Fonterra’s raw material business team, in conjunction with a number of cheese customers, helped the latter to launch a number of new products through technological innovation, including: processed cheese slices with an original cheese content of up to 80%, 6-Piece small triangle cheese, which is the selling point of New Zealand’s “grass grazing”, and inflatable cheese cups. In the field of traditional milk beverage and fermented milk, the team also created a new product “cheese pop ball yogurt” with customers.
In addition, under the dual pressure of repeated domestic epidemics and continuous tension in the international supply chain, Fonterra’s strategic customer department ensured the supply and circulation of strategic customers through cross regional and cross departmental cooperation, and reached a higher share of long-term strategic cooperation intention with customers.
Today, Hurrell talked about his outlook for the future, saying that Fonterra group had signed up for more than 95% of raw milk in this quarter, and believed that it would be able to hold more inventory in the future “to cope with the short-term impact on the demand side and sales”. Although the favorable price factors in the fourth quarter are expected to have a positive impact on the company’s profits, it is expected that the company’s profit margin will continue to be under pressure due to the high raw milk price and the seasonal characteristics of the business.

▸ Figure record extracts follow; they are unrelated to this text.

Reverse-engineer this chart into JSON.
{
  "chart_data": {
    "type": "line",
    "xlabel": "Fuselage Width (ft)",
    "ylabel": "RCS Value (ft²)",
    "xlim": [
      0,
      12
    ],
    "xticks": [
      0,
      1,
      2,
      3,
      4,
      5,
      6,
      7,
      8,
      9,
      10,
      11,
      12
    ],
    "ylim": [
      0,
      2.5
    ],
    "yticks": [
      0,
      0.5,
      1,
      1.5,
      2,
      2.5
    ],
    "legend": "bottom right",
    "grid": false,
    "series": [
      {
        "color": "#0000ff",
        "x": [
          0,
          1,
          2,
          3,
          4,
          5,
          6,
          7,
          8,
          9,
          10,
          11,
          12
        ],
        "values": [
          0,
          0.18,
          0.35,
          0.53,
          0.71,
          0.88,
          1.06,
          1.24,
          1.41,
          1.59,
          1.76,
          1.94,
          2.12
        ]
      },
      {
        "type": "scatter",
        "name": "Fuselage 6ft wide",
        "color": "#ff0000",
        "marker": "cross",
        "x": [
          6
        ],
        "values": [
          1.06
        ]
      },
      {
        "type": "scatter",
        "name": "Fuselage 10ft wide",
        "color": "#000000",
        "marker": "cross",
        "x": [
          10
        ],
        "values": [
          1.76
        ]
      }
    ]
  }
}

He also said that as the price of raw milk rises, its inventory value also increases, which means that the company’s working capital and debt are higher than the normal level in the same period of previous years. He hopes that the new debt can be gradually offset within this year.
Despite the challenges faced in the third quarter, Fonterra is still committed to promoting the achievement of its long-term strategic goals. Hurrell said that after the government announced that it would make necessary legislative amendments to support Fonterra’s new flexible shareholding capital structure plan, the government’s consultation process was in progress, and it was expected that these amendments would pass the review this year.
Xiaoshidai noticed that Fonterra said in its financial report that the company was continuing to review the ownership of its Australian business, and the divestment process of its Chilean business soprole was also in progress. “We are ensuring that these two businesses will ultimately achieve the best results and are confident in our plan to return approximately NZ $1billion of capital to our shareholders and unitholders by fy2024.” Says Hurrell.
The company also disclosed its new product plan in the future, saying that it plans to launch some new products in the next few months to help consumers improve their cognition, vision and relieve pressure. Recently, it launched a fermented milk beverage named nurture in Singapore. This new product, which focuses on the intestinal health market, has added vitamins and probiotic products.